A kind, intelligent, kid-loving hippie drifter who listened to James Taylor and drove the Mystery Machine.
He might not be her type, but she had to admit, the man was interesting. And damn good-looking. If you were into that long-haired, unshaven, bad boy look, anyway. Which she, she reminded herself sternly, definitely was not.
2
Carrie drove her son’s ridiculously ostentatious car away from the high school, and thought about Gabriel Cain and why his name sounded so familiar.
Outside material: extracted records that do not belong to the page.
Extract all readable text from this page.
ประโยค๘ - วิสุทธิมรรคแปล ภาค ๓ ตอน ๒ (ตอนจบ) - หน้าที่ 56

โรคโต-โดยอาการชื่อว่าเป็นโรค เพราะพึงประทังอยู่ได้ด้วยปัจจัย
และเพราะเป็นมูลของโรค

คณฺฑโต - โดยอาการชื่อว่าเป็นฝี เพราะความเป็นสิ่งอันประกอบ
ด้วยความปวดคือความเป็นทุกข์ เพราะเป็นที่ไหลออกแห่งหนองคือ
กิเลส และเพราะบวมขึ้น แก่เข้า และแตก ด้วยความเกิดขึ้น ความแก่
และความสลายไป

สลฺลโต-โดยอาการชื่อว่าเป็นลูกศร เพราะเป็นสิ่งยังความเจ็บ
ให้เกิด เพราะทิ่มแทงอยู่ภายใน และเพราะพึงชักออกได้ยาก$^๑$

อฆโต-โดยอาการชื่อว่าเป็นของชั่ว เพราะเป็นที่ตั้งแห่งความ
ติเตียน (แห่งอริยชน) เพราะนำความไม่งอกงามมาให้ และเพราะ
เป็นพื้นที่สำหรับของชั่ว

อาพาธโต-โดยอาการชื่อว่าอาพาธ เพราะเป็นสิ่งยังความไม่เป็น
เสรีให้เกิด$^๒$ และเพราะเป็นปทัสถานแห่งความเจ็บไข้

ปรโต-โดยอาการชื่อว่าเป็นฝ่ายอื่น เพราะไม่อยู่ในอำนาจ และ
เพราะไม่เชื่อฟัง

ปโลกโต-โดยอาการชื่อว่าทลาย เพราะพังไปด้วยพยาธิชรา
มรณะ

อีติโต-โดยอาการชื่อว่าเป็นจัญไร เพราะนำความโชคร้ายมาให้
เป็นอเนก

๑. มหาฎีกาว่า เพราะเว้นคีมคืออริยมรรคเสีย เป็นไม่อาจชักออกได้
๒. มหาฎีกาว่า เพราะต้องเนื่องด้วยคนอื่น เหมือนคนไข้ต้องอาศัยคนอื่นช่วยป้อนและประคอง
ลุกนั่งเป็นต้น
He obviously wasn’t well-off, driving an old VW Bus around the way he did. A drifter, by his own admission. She’d always wondered what drove men like that. Her own father had suffered from what her mother had called itchy feet. She’d grown up hating it. Hating it. Just when she would get used to one school district and begin to make a few friends, her father would yank up stakes and make them move again. It had been traumatic to her as a child and even more so as a teen. But her mother had always put her father first, ahead of her own child. And she’d hated that, too.
She’d never understood the wanderlust.
And she was irritated that she was thinking about painful elements of her childhood just because some stranger had wandered into her E.R. To hell with that. She reached for the MP3 player’s controls, found the playlist titled Just for Mom and, smiling a little at her son’s thoughtfulness, hit the Play button.
Then, as the smooth, soothing guitar and deep, rugged vocals of country music legend Sammy Gold filled the car, she relaxed and enjoyed the rest of her drive.
Her modified A-frame was waiting, as peaceful as always. Sam and the ever-present Sadie sat on the broad front porch. As Carrie pulled the SUV up to the oversize garage, she saw that Sam had his legs extended, feet on a wicker footstool and an ice pack on his knee.